Good point. I have recently realized that there is a "placebo effect" of motivation.

Let's say that you like to play chess in a chess club. But you realize that the chess club wastes too much of your time. And you want to leave the chess club.

However, you are free to join or leave the club as you wish. Signing up or signing out of the club is free and takes no time.

But if you sign out the club, you will be less motivated to participate in the club, even though you could easily sign-in again. Why?

Let's go back to the time when you were registered in the chess club. At that time, day after day, night after night, you daydream about "who are you going to beat next in chess" and how you want to "be the top player in the chess club." You daydream about beating other players at work. You daydream about beating other players when you are at home.

But once you sign out of the club, you are less likely to daydream about beating the other players, in your spare time. There is less daydreaming about winning chess, so you have spared time you spent daydreaming with something else. The daydreaming is a distraction to you.

This is what I call the "placebo effect" of motivation. Something simple such as "signing out" could motivate you, even though you could easily sign-up again.
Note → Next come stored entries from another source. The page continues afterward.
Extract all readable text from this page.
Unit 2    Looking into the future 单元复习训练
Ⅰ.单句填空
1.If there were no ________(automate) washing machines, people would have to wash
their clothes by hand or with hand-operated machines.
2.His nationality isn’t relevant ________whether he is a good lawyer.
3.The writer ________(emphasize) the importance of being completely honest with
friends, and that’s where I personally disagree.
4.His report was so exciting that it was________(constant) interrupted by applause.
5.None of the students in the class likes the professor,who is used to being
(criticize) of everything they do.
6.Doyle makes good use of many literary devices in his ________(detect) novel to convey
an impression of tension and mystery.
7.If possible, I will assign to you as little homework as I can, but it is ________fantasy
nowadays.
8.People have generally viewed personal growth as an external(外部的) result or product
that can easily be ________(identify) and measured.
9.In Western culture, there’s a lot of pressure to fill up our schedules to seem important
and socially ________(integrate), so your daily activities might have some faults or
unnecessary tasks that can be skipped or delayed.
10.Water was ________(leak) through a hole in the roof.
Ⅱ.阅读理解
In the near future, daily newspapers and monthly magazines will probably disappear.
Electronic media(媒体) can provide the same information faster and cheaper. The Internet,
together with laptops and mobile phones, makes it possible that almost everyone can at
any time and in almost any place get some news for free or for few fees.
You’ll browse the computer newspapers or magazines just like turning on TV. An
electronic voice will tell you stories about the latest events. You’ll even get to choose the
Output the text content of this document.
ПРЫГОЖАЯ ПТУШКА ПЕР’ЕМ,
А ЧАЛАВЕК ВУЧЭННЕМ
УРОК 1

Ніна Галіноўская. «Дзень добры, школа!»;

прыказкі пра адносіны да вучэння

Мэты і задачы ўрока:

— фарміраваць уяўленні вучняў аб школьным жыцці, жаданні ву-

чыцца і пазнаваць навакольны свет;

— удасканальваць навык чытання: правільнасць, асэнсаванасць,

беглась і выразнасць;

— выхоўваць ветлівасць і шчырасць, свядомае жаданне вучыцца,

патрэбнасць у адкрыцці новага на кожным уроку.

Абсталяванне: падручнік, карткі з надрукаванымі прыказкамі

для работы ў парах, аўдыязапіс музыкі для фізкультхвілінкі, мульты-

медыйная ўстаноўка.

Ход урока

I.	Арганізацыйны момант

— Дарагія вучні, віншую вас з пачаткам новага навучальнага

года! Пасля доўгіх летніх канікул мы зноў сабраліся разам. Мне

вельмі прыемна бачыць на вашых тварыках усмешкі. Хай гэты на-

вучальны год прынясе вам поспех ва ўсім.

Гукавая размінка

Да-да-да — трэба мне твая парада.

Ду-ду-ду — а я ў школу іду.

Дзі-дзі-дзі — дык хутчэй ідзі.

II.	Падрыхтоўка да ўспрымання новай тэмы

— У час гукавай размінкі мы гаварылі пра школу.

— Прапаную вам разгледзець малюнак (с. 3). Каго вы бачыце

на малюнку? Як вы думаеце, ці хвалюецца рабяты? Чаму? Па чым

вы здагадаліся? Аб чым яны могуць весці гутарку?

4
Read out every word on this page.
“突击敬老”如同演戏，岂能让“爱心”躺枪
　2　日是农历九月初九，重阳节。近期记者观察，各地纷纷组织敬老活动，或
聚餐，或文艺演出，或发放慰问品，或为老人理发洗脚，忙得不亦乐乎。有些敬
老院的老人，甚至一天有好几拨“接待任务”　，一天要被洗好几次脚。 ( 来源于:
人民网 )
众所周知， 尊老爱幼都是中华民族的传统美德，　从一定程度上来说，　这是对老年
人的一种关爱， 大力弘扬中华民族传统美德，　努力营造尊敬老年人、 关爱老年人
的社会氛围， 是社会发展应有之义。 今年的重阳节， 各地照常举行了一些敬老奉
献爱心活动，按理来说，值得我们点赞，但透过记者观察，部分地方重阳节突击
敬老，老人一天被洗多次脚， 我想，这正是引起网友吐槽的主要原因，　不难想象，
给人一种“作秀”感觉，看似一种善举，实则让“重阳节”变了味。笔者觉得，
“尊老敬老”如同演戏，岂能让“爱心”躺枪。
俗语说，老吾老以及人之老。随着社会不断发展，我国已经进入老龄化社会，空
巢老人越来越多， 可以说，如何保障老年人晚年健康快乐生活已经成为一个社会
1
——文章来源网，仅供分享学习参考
That's also why you are more likely to be motivated when you "just do it." Let's say you are procrastinating, such as watching YouTube videos rather than to do work. But you decided, what the heck, and you "just do it", you will directly switch to the work, and you will be more motivated? Why? Because when you do the work, you forget all of the YouTube videos. You will not think of "what's going to happen next in the YouTube video." Doing to work let's you to suppress your curiosity of watching YouTube videos. I'm saying that working is a distraction from your play time. When you work, you forget about daydreaming what would happen next in the video.

Do you have more ideas about motivation?